How To Protect Nesting Birds During Construction, Tree Pruning, Tree Removal, and Other Activities That Can Disturb Bird Habitat

Photo of a round bird's nest covered with soft green plant material and four tiny baby birds in center, three with beaks open.
About 135 species of birds breed around Portland. The majority of these birds are federally protected under the Migratory Bird Treaty Act, which protects the birds, their nests, eggs, and feathers. Learn about best management practices to protect birds and their nests when working on City projects.
On this page

The City's Role

The Migratory Bird Treaty Act prohibits the intentional or accidental killing of native birds and the destruction of their nests. Bird nests are only protected when the nests contain eggs or young birds. In Portland, this is in spring and summer. Environmental Services has developed best management practices to follow to protect birds and bird nests while working on City of Portland projects.

If you find a bird nest in your treatment area with eggs or young, please stop work immediately and notify an Environmental Services wildlife biologist.

What types of activities disturb bird nests?

Many activities pose a significant threat to birds and their nests. These activities should be avoided during the nesting season:

  • Mowing and clearing
  • Invasive or native vegetation removal
  • Herbicide application
  • Tree and snag removal
  • Tree trimming and pruning
  • Grading of project sites
  • Removal/modification of built structures
  • Water level management

Where are bird nests found?

Nests are not just found in trees! Many birds nest in shrubs, ground vegetation, gravel, stream banks, and a variety of human-made structures.

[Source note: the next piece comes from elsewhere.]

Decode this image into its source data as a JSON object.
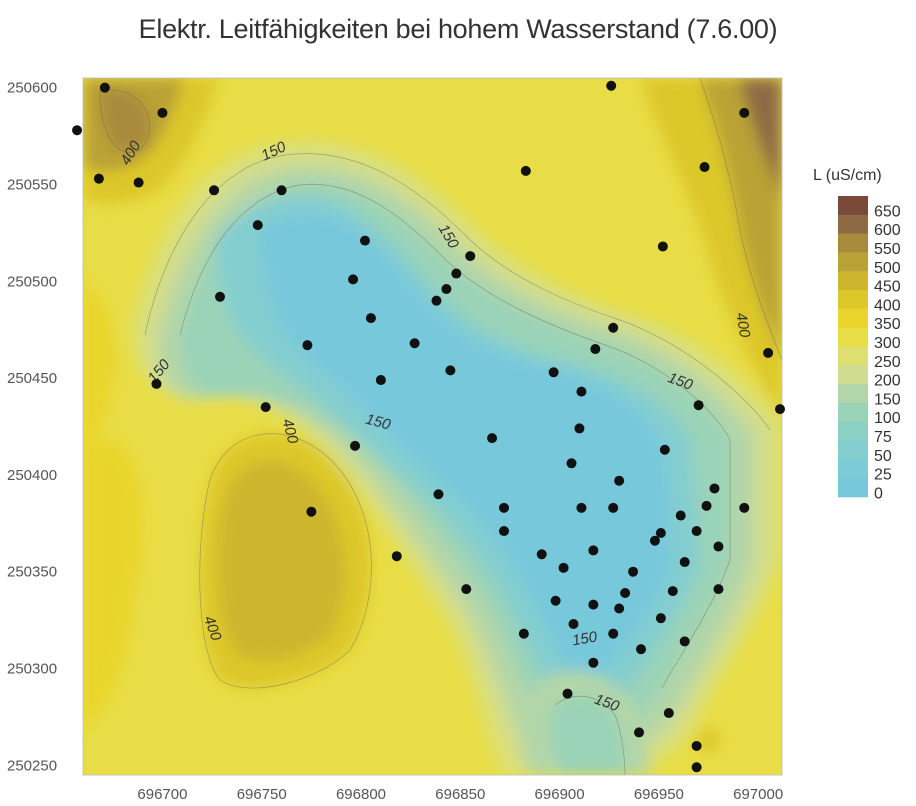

When is the nesting season?

The bird nesting season is divided into three windows. We recommend that potentially disruptive activities be performed during the non-breeding season (August 1 to January 31).

Start DateEnd DateSeasonApproach
August 1January 31Non-breedingBest time for disturbance
February 1April 14Early nesting
April 15July 31Primary nesting
  • Avoid disturbance.
  • Survey, if avoidance is not an option.

How should you proceed?


  • Avoidance! Avoiding disturbance to nests is the preferred approach.
  • Plan disruptive activities during the non-nesting season (August 1 – January 31)
  • If this is not possible, plan to survey for bird nests and phase work around active nests.

Plan projects around the bird nesting season when possible to avoid disturbance and violation of the Migratory Bird Treaty Act. There are three potential scenarios, in order of preference.

  1. Plan disturbance during non-breeding season. No risk of impact on birds or project delay.
  2. Remove vegetation in early nesting season. Survey for and avoid nests. Less risk of impact on birds or project delay
  3. Remove vegetation in primary nesting season. Survey for and avoid nests (assume you will miss some). Highest risk of impact on birds and project delay.

What to do when you find a nest during a City project

Consult Protecting Nesting Birds: Best Management Practices for Vegetation and Construction Projects for guidance on establishing a protection buffer and phasing work around the nest.